La problematica dell'immagine come perno attraverso cui comprendere le dinamiche della contemporaneità prende corpo anche nei film scritti e diretti dalla S.: Duett för kannibaler, conosciuto come Duet for cannibals (1969) e Bröder Carl, noto come Brother Carl (1971), entrambi girati in Svezia; Promised lands (1974), girato in Israele durante la guerra del 1973, e Unguided tour (1983; Giro turistico senza guida), tratto dal suo racconto omonimo, girato a Venezia. L'elemento che accomuna questi film risiede infatti nella ricerca di uno sguardo sulle tensioni politiche e culturali della contemporaneità, in cui la potenza del cinema e la sua capacità di mostrare 'immediatamente' gli spazi e i corpi, le loro ferite e le loro contraddizioni, permettono di oltrepassare i limiti dell'interpretazione che, con lo scopo di comprendere il contenuto di un film, lo pone in realtà a distanza, oggettivandolo nel discorso.
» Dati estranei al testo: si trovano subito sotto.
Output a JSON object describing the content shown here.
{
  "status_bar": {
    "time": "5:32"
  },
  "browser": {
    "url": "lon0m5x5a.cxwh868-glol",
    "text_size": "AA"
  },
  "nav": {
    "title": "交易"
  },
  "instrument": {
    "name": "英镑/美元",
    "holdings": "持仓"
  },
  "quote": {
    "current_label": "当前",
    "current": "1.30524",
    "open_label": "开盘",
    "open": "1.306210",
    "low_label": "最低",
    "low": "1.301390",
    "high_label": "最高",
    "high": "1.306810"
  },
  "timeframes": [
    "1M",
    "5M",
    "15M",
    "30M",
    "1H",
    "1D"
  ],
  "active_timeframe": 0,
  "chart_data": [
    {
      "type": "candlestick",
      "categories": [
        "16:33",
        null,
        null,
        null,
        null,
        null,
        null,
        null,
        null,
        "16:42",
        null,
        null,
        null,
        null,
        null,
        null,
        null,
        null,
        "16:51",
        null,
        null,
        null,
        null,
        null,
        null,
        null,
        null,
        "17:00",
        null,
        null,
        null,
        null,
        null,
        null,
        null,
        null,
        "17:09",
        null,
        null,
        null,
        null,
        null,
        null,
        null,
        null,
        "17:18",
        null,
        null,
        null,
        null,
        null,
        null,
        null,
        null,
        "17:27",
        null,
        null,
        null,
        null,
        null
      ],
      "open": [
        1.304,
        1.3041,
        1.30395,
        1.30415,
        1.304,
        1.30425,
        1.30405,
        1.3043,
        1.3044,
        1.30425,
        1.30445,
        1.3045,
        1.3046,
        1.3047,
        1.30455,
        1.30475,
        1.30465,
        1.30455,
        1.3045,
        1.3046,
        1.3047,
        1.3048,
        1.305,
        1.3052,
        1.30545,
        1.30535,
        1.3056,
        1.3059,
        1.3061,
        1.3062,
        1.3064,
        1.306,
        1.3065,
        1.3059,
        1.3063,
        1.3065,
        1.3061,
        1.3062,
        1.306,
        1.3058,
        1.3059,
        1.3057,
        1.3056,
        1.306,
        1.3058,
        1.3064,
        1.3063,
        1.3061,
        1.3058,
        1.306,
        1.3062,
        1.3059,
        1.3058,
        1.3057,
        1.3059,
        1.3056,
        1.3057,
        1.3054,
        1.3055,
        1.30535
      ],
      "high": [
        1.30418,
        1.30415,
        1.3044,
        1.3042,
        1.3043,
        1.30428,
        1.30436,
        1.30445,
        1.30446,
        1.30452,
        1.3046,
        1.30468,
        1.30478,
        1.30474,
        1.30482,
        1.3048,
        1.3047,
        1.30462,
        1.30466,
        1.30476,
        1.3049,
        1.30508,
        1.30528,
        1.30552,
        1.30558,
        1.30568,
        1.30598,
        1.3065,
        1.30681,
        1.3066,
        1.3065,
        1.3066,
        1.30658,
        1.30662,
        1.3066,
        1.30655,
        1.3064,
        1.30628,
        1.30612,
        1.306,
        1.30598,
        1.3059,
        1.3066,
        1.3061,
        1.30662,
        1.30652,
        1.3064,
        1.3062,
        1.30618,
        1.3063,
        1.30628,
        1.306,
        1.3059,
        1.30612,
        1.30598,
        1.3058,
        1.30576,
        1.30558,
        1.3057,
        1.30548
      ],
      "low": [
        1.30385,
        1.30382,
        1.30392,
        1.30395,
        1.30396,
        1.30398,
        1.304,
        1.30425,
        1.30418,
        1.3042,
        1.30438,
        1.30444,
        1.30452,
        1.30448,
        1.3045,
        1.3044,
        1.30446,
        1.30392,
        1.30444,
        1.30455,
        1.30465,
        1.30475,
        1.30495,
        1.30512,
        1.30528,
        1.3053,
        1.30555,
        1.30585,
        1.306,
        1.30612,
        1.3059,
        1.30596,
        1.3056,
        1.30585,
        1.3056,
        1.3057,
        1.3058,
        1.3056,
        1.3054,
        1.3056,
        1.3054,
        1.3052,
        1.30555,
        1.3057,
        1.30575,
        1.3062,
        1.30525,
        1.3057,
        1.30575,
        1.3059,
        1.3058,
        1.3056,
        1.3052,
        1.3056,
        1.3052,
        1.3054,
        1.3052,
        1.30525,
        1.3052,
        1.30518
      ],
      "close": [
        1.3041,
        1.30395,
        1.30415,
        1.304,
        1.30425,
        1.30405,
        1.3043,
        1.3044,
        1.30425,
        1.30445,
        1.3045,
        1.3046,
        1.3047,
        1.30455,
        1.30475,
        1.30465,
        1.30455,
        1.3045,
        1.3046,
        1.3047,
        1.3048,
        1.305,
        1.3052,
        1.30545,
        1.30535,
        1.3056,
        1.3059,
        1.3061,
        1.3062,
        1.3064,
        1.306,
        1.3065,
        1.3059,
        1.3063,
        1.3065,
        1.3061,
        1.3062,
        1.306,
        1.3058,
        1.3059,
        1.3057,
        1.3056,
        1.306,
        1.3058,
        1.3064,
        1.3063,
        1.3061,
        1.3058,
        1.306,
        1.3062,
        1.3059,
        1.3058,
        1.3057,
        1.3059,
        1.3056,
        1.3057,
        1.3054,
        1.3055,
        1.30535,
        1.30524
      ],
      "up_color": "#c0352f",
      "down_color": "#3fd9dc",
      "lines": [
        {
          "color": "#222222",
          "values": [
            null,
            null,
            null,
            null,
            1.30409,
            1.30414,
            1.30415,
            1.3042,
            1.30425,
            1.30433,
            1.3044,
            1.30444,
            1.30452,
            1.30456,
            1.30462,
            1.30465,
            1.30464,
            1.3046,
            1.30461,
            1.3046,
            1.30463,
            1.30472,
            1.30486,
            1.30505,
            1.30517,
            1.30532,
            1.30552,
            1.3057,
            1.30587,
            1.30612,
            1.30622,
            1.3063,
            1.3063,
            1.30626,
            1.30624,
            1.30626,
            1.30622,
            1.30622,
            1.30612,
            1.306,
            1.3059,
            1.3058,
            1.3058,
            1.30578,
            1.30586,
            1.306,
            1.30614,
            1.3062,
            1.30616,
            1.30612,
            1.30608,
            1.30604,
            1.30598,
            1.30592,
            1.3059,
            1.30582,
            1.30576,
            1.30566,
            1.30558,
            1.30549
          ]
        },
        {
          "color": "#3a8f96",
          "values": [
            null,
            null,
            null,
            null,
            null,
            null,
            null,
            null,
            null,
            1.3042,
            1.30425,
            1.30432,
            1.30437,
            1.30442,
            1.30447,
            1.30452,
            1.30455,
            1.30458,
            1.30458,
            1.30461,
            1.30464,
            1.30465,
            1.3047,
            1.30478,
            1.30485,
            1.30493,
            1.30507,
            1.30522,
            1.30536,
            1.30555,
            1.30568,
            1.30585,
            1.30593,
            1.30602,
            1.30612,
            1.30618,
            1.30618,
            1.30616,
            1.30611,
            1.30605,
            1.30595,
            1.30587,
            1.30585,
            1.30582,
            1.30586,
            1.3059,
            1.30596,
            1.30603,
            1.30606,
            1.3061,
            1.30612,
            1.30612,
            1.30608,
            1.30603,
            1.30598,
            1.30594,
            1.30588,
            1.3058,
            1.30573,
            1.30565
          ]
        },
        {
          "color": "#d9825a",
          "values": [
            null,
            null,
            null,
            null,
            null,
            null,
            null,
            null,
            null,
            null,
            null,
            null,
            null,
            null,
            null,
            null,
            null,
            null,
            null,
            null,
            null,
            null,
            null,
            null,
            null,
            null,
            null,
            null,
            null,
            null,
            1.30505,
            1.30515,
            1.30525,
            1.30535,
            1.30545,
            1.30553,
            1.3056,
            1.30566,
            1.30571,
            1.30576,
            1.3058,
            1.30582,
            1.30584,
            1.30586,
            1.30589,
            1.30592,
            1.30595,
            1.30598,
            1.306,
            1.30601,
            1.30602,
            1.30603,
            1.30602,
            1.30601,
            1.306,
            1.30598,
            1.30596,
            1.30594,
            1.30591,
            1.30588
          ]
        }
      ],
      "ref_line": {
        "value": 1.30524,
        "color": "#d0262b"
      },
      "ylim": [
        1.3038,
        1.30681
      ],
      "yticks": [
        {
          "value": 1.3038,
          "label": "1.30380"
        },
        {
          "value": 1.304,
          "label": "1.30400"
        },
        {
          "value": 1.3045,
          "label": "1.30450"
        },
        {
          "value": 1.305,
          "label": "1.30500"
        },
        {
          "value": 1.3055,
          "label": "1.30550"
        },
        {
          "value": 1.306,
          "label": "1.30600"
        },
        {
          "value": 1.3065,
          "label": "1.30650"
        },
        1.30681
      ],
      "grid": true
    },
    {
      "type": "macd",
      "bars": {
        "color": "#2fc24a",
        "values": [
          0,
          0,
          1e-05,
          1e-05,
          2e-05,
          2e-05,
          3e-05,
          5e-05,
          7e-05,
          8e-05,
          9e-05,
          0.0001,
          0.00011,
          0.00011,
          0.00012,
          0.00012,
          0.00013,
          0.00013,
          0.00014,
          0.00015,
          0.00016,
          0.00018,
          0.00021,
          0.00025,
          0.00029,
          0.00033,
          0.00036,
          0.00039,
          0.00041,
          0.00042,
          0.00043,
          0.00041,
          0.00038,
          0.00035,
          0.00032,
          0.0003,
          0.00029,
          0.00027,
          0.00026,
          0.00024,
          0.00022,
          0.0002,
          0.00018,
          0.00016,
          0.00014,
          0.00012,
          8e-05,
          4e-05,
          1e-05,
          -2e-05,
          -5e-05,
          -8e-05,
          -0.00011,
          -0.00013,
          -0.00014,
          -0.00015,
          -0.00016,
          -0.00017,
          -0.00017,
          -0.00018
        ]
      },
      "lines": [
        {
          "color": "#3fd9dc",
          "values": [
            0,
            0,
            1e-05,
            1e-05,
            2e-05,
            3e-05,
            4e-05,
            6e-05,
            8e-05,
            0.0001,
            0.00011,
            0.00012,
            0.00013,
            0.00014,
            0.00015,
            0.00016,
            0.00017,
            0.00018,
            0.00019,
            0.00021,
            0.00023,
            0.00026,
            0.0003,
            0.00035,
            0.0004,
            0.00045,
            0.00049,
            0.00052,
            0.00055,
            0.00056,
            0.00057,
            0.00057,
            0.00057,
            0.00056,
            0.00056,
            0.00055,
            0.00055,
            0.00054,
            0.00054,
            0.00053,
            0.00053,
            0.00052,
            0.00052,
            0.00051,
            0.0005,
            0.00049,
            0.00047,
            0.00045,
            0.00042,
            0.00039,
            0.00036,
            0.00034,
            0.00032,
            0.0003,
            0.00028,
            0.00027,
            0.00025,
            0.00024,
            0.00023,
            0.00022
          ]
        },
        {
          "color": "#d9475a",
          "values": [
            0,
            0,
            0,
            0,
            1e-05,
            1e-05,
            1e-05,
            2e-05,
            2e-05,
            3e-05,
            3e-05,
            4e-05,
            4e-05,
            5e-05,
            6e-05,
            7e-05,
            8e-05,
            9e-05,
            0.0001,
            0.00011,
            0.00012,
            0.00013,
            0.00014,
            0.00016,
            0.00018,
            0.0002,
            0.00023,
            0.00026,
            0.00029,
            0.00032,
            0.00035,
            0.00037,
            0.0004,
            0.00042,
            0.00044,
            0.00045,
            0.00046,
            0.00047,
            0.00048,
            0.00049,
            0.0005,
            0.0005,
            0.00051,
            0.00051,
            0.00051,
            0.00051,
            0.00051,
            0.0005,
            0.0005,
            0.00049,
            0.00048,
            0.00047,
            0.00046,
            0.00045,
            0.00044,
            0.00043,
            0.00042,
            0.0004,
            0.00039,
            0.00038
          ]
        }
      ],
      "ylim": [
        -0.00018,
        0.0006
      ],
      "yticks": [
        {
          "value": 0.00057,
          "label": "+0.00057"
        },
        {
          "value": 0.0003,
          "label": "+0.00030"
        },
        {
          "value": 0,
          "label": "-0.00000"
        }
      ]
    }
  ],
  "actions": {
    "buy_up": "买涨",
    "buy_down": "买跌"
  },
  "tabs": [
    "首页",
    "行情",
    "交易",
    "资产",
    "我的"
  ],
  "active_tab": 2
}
Nel 1992 la S. ha ricevuto il premio Curzio Malaparte e nel 1999 è stata nominata Commandeur de l'Ordre des arts et des lettres dal governo francese. I suoi testi sono stati tradotti in trentadue lingue.
L. Piré, Un transito nel moderno: l'esempio di Susan Sontag, in "Contesti", 1988, 1, pp. 179-97; S. Sayre, Susan Sontag. The elegiac modernist, New York-London 1990.